Making sure they’re fully under control
“We need to make sure it works when the vehicles are fully under our control,” Musk stated.
Tesla reported that in Q2 2025, revenue fell 12 per cent year-over-year to $22.5 billion, the EV company’s worst performance in at least a decade. The company attributed the decline to an ongoing slump in vehicle deliveries and falling prices, trends exacerbated by Musk’s involvement in the Trump Administration and declining revenue from environmental credits.
The plan to allow private Tesla users to rent their vehicles within the company’s robotaxi network also raises the prospect of individuals managing their own fleets.
Besides the technological aspect of such a plan, it’s unclear how regulatory and liability issues might come into play.
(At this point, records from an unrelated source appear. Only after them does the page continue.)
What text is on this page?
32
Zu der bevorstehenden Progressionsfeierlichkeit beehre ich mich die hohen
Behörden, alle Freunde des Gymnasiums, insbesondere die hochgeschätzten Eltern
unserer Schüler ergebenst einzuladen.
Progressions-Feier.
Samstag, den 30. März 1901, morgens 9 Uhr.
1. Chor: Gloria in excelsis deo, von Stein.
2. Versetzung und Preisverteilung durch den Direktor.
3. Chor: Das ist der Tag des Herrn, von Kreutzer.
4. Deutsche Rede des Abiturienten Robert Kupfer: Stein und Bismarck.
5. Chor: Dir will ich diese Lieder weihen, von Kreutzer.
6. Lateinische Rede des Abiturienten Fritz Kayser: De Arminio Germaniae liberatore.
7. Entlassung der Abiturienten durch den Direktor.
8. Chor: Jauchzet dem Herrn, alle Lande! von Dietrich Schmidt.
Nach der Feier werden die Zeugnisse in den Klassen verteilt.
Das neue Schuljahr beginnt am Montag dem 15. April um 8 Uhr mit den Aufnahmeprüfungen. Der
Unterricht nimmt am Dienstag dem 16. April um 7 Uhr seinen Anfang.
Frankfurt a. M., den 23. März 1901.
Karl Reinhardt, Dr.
As of now, Tesla has yet to fully remove safety drivers from the vehicles it owns and operates on its fledgling robotaxi service.
For its initial Austin rollout, Tesla has had someone sitting in the passenger seat at all times. Tesla has gradually expanded its service radius in Austin (a map shared by Tesla online last week depicts the latest robotaxi service area in a distinctly phallic shape), and Musk said the company plans to expand it further in a couple of weeks.
Tesla seeks approval for robotaxi expansion
While Tesla’s robotaxi service is currently only available by invitation, Musk outlined ambitious expansion plans for the robotaxi service during Wednesday’s earnings call, stating that Tesla is seeking regulatory approval to launch in the Bay Area, Nevada, Arizona, and Florida.
“As soon as we get the approvals and we prove our safety, then we’ll be launching autonomous ride hailing in most of the country, and I think we’ll probably have autonomous ride hailing in probably half the population of the U.S. by the end of the year,” he said.
Up until now, Tesla’s robotaxis have not been involved in any major safety incidents, covering approximately 7,000 autonomous miles to date.